This page is part of the website

Mathematics Goes to the Movies

by Burkard Polster and Marty Ross

 

Strangers on a Train (1951)

28:20
Guy Haines (Farley Grainger) is in a train carriage, reading a newspaper. At the other end of the carriage, a drunk (John Brown) is singing to himself. It turns out that he is Professor Collins, a mathematics professor who has just given a “speech”. He stops singing and addresses Haines.
COLLINS: What’s your opinion?
HAINES: Well you’ll never make the Metropolitan.
COLLINS: The name’s Collins.

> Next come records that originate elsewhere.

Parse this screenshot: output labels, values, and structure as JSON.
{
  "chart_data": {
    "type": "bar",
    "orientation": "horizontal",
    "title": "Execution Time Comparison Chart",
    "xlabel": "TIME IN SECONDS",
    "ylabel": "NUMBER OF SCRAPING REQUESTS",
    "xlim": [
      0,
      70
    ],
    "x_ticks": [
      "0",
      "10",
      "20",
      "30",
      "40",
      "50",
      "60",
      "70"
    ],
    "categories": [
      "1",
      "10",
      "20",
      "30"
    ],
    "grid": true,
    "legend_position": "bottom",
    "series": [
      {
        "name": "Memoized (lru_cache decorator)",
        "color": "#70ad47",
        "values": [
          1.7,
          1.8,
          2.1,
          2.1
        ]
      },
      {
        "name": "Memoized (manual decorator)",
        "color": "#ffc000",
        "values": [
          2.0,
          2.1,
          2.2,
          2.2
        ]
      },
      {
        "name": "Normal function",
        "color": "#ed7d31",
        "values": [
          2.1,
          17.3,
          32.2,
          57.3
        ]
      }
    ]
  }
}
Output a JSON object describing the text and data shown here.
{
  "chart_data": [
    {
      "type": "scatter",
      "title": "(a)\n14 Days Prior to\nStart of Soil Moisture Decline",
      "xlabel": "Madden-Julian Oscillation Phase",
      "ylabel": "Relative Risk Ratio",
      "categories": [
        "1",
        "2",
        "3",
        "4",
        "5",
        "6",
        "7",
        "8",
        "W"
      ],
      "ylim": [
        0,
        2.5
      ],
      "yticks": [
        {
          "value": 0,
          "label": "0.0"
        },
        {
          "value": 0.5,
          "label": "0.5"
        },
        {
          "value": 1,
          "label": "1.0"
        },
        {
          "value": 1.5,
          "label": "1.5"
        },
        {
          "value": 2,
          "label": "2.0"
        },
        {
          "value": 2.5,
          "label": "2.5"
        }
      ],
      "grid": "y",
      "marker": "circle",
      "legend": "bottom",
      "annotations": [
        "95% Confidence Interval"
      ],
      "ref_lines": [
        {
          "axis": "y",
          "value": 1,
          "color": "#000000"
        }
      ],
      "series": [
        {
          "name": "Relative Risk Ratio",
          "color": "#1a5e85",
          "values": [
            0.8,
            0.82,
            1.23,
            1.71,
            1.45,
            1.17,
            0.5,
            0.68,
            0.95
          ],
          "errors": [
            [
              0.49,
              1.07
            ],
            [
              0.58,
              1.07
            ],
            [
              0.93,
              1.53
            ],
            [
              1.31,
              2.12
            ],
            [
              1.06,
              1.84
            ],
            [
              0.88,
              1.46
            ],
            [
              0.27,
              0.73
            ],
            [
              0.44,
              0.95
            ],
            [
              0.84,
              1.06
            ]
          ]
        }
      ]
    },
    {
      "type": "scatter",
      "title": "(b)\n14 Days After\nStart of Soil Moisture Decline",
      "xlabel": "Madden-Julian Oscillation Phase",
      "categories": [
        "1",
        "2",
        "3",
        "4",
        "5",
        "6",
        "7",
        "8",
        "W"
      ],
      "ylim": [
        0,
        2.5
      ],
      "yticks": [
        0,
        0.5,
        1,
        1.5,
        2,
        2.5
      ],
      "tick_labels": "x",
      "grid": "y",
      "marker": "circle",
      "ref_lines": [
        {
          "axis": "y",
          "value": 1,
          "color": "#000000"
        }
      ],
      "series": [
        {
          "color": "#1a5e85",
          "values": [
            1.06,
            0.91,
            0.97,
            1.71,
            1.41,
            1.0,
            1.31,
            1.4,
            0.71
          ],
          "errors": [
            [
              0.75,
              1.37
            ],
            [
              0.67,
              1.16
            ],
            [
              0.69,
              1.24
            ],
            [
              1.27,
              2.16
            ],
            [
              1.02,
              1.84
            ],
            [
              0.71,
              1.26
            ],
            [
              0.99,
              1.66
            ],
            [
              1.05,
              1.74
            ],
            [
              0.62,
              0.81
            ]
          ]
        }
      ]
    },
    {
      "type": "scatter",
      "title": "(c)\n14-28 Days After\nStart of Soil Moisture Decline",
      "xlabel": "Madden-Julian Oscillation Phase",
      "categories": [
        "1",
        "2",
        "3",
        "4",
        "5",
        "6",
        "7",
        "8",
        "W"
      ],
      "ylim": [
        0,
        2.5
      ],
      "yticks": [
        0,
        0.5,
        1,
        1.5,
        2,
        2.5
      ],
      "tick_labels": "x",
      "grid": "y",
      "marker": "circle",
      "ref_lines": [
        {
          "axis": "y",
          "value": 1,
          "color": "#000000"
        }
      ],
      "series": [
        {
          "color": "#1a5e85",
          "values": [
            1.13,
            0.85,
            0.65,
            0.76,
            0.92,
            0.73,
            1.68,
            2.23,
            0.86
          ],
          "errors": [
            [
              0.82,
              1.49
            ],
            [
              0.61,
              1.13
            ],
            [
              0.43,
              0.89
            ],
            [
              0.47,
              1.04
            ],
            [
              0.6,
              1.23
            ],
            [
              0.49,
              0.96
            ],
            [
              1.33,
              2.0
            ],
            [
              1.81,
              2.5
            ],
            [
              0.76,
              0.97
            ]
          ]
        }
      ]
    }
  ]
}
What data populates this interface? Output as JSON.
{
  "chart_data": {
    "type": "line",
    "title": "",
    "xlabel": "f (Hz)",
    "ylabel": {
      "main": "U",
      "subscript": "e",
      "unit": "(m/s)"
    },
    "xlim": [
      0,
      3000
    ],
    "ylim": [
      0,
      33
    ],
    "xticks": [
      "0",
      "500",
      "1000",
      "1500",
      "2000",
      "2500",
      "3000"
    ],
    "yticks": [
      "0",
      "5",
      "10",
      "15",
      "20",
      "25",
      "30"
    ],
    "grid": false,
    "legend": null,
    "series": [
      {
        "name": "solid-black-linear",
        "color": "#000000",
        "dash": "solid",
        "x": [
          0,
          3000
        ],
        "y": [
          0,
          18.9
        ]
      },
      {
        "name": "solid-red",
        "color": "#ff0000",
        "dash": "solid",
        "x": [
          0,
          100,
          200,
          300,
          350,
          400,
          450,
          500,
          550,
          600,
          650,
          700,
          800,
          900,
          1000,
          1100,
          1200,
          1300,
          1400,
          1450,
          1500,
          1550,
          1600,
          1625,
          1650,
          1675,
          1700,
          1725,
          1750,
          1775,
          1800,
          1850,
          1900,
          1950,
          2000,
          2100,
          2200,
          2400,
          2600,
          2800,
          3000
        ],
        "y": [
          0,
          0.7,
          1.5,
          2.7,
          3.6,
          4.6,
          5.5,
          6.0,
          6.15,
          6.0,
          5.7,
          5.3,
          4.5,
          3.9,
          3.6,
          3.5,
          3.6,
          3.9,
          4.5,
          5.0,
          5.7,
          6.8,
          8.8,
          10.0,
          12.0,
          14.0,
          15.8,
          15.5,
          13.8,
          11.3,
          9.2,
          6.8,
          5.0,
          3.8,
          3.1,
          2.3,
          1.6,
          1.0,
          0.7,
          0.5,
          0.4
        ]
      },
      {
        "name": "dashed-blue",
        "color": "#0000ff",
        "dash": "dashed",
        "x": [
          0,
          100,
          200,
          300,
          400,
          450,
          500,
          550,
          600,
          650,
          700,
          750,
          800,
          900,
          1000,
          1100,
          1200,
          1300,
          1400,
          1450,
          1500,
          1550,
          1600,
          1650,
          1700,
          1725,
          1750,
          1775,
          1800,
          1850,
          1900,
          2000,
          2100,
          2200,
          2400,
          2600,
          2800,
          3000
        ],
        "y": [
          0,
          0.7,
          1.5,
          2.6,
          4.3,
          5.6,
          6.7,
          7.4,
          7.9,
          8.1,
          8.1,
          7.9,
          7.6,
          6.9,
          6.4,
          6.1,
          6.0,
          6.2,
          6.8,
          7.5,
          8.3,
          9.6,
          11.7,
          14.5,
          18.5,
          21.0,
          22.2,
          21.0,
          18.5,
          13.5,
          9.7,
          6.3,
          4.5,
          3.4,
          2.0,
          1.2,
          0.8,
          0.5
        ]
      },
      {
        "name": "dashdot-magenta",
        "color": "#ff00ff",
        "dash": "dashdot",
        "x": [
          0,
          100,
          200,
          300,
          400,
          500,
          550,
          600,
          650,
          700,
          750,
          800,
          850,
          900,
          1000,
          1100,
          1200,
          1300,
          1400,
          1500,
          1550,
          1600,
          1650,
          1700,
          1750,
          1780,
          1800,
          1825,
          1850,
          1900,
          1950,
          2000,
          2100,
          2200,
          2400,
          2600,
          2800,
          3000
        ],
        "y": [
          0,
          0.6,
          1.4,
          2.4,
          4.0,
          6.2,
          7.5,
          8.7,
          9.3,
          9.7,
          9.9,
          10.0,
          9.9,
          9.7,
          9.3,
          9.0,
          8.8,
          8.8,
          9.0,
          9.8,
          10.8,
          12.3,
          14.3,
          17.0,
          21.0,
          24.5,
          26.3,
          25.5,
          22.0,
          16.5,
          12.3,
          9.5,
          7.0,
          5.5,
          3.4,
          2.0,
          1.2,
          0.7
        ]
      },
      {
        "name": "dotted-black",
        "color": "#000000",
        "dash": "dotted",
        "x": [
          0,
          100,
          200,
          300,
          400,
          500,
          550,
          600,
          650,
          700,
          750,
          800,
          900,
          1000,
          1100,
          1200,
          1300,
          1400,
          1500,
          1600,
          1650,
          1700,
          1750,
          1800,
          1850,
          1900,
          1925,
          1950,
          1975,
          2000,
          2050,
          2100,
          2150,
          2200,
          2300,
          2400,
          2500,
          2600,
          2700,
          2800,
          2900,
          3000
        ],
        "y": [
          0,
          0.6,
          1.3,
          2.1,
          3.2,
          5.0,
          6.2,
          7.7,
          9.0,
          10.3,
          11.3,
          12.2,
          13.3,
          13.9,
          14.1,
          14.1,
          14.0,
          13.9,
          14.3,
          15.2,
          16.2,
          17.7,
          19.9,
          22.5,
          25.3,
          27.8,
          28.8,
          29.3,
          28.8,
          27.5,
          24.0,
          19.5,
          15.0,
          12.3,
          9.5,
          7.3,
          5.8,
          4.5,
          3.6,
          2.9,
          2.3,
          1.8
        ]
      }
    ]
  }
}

On sabbatical, Deleware Tech. Glad to meet ya. I just made a speech in New York, on integration. In differential calculus a function is given and a differential is obtained. Do you understand?
HAINES: Yes, I understand.
COLLINS (astonished): You do?
Collins goes back to his singing.

36:58
Ann Morton (Ruth Roman) is Haines’s lover. She and her family inform Haines that his wife has been murdered. They discuss his alibi, that he was on a train at the time of the murder, and that he talked to someone there.
HAINES: His name was…Co-Co….Collins. He’s a professor.
SENATOR MORTON(Leo G. Carroll): Harvard?
HAINES: Delaware Tech.
Senator Morton looks disgusted.

40:31
Haines tells his story to the police, and meets Professor Collins at the police station, but Professor Collins can’t remember having met him.
HAINES (to Collins): …and calculus. You were going over a speech you’d made.

DISCUSSION: As far as it goes, the mathematics Professor Collins describes is correct, though it sounds too elementary for a “speech” from a visiting professor, and a speech is more likely to be referred to as a colloquium or lecture. Professor Collin’s astonishment at Haines’s understanding is very appropriate (and very funny).